クロック・データ再生部76a,76bあるいは同期部77a,77bから出力された電気信号の伝送距離は、短いほど好ましい。図15は、本発明の実施の形態に従う、CDR(クロック・データ再生)回路の配置の一例を示した図である。図15に示されるように、CDR回路90は、10G/1G切替部78の近傍に配置される。長さLは、CDR90と10G/1G切替部78との間の距離(経路長)である。長さLは、できるだけ小さいことが好ましい。一実施形態では、長さLは、10Gbpsに対応する1波長(約3cm)以下であり、好ましくは、1波長の1/2以下であり、さらに好ましくは1波長の1/10以下である。CDR回路90は、1Gクロック・データ再生部76a、10Gクロック・データ再生部76b、1G同期部77a、および10G同期部77bのうちの少なくとも1つに含まれうる。これにより、光信号中継装置7から正確な波形を有する光信号を出力することができる。
図16は、本発明の一実施形態に従う、WDM(波長多重)光通信システムの構成を示した図である。以下では、ONUからOLTへの方向の信号の伝送に関する構成および手法が記述される。図16に示されるように、各ONU3に接続された複数の支線光ファイバが光カプラ5によって集約される。各ONU3′に接続された複数の支線光ファイバが光カプラ5′によって集約される。光カプラ5は、幹線光ファイバによって光信号中継装置7に接続される。光カプラ5′は、別の幹線光ファイバによって光信号中継装置7′に接続される。
光信号中継装置7,7′は、波長多重光合分波器11を介して1本の光ファイバ4cに接続され、波長多重光合分波器12を介して光信号中継装置13,13′にそれぞれ接続される。光信号中継装置13,13′は、それぞれOLT2,2′に接続される。
光信号中継装置7は、ONU3から送信された上り光信号を受けて、波長λ1の光信号を出力する。光信号中継装置7′は、ONU3′から送信された上り光信号を受けて、波長λ2の光信号を出力する。波長多重光合分波器11は、波長λ1の光信号および波長λ2の光信号を、波長多重により光ファイバ4cに送信する。波長多重光合分波器12は、波長多重された光信号を、波長λ1の光信号および波長λ2の光信号に分ける。波長λ1の光信号は光信号中継装置13に送られる。波長λ2の光信号は光信号中継装置13′に送られる。光信号中継装置13,13′は、入力された光信号を中継する。光信号中継装置13,13′は、波長多重光合分波器12のWDM波長を、10GE−PONの上り方向伝送の波長に変換する。OLT2,2′は、光信号中継装置13,13′からそれぞれ送られた光信号を受信する。OLT2,2′の光送受信器に、波長多重伝送用光送受信器を装着してもよい。これにより、OLT2,2′は、波長多重光合分波器12から出力される波長λ1、λ2の光信号を、それぞれ直接受信することができるので、構成を簡略にすることができる。波長λ1の光信号、波長λ2の光信号の各々が、10G信号と1G信号との一方または両方を含み得る。

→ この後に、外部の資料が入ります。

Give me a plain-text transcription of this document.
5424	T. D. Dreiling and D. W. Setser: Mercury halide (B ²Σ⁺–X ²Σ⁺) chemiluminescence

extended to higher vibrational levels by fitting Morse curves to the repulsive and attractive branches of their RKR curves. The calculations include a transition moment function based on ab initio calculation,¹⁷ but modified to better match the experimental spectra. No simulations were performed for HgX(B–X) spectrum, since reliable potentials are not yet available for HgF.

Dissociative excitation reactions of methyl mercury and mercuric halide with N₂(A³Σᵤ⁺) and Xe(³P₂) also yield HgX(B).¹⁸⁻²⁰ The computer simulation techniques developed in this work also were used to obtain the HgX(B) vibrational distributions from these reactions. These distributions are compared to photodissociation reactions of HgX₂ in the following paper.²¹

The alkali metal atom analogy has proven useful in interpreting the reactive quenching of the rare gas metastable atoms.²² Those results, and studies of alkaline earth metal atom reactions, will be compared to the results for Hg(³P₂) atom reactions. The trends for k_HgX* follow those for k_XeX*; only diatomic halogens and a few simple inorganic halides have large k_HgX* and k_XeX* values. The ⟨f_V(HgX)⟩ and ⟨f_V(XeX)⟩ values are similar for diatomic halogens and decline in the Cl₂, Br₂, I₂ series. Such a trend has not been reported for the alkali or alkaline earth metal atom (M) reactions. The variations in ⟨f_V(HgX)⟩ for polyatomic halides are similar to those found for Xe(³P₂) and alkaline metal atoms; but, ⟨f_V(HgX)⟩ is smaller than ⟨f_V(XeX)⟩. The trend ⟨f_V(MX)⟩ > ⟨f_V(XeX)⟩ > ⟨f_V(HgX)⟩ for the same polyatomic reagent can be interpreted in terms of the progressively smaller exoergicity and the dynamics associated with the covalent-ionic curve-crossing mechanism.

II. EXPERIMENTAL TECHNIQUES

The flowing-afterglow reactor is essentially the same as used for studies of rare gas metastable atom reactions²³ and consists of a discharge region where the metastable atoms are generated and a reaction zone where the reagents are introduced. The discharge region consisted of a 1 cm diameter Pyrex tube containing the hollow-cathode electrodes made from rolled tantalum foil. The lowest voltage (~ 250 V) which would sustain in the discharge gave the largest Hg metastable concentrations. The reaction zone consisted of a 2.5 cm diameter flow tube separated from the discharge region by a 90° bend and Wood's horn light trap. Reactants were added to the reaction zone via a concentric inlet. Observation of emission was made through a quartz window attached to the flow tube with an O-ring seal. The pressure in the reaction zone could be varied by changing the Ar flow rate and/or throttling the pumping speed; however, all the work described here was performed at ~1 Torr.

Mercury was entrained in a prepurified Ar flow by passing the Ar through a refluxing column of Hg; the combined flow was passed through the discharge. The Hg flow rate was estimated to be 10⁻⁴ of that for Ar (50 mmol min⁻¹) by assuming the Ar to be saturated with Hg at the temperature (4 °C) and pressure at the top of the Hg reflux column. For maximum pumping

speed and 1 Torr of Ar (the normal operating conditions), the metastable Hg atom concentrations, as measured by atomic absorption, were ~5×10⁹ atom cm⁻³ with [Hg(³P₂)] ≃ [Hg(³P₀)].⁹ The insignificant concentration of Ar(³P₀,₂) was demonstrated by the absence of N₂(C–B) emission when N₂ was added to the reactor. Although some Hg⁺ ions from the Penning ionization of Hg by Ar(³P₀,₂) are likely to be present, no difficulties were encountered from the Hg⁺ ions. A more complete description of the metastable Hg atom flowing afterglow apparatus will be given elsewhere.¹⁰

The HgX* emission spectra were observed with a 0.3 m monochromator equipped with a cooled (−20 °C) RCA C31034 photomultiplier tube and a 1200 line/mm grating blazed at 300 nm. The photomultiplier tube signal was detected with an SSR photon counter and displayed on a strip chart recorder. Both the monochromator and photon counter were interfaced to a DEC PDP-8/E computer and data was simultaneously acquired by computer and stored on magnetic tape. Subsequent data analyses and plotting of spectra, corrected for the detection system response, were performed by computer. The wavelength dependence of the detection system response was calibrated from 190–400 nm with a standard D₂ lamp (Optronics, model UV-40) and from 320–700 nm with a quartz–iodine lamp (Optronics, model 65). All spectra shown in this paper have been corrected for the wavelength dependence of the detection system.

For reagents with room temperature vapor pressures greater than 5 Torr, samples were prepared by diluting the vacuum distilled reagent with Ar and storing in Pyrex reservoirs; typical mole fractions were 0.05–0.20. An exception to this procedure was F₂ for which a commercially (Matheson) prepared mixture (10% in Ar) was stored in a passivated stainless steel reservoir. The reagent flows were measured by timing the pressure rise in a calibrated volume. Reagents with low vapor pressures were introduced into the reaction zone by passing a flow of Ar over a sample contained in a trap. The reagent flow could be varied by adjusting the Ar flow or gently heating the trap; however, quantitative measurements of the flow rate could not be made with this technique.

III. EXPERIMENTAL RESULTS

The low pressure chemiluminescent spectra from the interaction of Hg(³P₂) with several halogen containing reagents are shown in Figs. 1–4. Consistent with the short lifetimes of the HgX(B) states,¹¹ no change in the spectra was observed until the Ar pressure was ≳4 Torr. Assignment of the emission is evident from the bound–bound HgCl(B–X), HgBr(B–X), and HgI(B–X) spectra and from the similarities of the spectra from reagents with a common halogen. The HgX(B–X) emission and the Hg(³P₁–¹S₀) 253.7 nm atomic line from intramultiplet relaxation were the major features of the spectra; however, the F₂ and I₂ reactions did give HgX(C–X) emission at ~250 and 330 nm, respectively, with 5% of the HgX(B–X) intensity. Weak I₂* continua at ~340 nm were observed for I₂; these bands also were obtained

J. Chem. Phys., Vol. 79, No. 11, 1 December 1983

このようなWDM(波長多重)光通信システムでは、発光波長の間隔が狭く発光波長が変動しないように安定させる必要がある。そのため、レーザダイオードの温度制御が重要になる。レーザダイオードを連続駆動することにより、レーザダイオードの温度を安定させることができる。レーザダイオードの温度が安定することにより、発光波長を安定させることができる。
今回開示された実施の形態はすべての点で例示であって、制限的なものではないと考えられるべきである。本発明の範囲は上記した実施の形態ではなく請求の範囲によって示され、請求の範囲と均等の意味、および範囲内でのすべての変更が含まれることが意図される。